If you want a list, as you appear to, use zip in lieu of it.izip.
(BTW, as a general rule, the best way to make a list out of a generator or any other iterable X is not [x for x in X], but rather list(X)).
Ok, I feel a bit stupid here… what’s the reason not to just do it with something like
[(a+1,b) for (a,b) in enumerate(r)] ? If you won’t function, no problem either:
>>> r = range(2000, 2005)
>>> [(a+1,b) for (a,b) in enumerate(r)]
[(1, 2000), (2, 2001), (3, 2002), (4, 2003), (5, 2004)]
>>> enumerate1 = lambda r:((a+1,b) for (a,b) in enumerate(r))

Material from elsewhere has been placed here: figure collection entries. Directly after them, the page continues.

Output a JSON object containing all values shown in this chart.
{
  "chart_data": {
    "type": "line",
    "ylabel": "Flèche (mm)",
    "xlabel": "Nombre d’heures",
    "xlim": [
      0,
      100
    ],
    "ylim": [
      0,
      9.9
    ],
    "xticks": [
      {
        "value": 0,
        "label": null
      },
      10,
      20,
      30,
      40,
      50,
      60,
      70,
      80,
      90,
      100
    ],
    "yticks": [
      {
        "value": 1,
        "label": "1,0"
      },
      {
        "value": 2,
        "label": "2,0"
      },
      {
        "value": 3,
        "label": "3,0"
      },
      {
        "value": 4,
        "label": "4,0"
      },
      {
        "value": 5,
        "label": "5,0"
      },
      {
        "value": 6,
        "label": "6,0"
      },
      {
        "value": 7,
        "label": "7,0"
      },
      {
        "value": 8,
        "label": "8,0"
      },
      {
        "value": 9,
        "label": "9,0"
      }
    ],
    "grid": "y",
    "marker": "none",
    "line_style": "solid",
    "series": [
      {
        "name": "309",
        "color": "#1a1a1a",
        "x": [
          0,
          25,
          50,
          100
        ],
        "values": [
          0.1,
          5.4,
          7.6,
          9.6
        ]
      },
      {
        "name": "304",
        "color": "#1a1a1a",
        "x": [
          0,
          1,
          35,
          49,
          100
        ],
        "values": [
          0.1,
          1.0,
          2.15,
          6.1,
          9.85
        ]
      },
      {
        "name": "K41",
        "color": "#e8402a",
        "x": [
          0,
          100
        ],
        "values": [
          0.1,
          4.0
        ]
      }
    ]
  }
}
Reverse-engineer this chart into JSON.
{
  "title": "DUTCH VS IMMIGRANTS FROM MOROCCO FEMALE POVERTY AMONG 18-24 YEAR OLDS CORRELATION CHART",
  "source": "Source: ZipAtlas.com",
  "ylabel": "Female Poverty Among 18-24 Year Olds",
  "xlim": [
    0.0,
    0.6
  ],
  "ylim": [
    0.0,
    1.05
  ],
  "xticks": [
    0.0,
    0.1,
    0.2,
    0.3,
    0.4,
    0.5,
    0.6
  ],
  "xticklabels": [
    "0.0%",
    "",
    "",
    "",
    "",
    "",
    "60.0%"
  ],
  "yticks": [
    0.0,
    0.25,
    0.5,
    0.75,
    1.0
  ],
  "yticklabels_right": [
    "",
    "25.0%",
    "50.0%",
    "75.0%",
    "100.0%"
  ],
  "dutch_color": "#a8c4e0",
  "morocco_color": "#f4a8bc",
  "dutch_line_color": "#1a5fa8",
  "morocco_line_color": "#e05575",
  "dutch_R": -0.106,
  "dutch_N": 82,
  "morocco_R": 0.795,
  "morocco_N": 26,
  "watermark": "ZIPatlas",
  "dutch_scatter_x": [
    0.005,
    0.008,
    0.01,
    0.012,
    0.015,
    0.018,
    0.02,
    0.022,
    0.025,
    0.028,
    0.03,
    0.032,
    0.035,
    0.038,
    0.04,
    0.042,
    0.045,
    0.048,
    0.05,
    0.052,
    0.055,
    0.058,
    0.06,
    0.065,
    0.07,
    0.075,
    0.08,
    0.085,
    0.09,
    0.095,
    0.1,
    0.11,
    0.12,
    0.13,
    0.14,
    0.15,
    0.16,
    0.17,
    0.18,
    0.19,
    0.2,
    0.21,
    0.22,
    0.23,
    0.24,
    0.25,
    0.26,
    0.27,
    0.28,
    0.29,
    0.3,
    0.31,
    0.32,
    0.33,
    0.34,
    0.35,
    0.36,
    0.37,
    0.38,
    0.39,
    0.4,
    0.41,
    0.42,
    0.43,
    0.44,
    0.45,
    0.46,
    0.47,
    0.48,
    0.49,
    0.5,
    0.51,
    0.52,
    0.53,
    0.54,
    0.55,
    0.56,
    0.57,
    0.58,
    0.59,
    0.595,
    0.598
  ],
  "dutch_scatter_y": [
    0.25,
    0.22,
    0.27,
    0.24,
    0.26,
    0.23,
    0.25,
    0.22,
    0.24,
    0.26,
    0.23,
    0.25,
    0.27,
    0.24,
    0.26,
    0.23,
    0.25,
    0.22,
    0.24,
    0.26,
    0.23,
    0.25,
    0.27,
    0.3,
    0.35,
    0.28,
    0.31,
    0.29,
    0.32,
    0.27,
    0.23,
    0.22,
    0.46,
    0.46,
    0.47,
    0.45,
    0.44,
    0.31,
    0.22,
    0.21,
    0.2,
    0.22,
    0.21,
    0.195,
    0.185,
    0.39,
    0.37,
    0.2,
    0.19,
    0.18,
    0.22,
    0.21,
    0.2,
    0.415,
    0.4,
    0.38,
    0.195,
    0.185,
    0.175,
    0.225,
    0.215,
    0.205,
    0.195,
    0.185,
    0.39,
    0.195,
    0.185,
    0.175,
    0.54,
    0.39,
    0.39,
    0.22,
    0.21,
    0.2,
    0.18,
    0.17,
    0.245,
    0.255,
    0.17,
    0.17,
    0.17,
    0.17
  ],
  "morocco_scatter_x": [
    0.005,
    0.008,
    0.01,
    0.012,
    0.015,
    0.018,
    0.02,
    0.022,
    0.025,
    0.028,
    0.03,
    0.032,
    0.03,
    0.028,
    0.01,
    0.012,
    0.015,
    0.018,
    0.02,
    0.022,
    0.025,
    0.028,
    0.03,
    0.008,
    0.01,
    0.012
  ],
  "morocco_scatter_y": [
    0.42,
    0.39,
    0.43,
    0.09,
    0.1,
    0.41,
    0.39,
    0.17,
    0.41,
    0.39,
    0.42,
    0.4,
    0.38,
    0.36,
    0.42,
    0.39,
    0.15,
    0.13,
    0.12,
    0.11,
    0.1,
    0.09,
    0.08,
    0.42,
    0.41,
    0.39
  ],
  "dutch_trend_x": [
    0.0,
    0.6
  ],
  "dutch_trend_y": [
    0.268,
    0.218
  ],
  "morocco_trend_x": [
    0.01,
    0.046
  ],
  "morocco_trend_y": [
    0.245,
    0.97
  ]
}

>>> list(enumerate1(range(2000,2005))) # note - generator just like original enumerate()
[(1, 2000), (2, 2001), (3, 2002), (4, 2003), (5, 2004)]
Just to put this here for posterity sake, in 2.6 the “start” parameter was added to enumerate like so:
enumerate(sequence, start=1)
I don’t know how these posts could possibly be made more complicated then the following:
# Just pass the start argument to enumerate ...
for i,word in enumerate(allWords, 1):
word2idx[word]=i
idx2word[i]=word
Python 3
Official Python documentation: enumerate(iterable, start=0)
You don’t need to write your own generator as other answers here suggest. The built-in Python standard library already contains a function that does exactly what you want:
>>> seasons = ['Spring', 'Summer', 'Fall', 'Winter']
>>> list(enumerate(seasons))
[(0, 'Spring'), (1, 'Summer'), (2, 'Fall'), (3, 'Winter')]
>>> list(enumerate(seasons, start=1))
[(1, 'Spring'), (2, 'Summer'), (3, 'Fall'), (4, 'Winter')]
The built-in function is equivalent to this:
def enumerate(sequence, start=0):
n = start
for elem in sequence:
yield n, elem
n += 1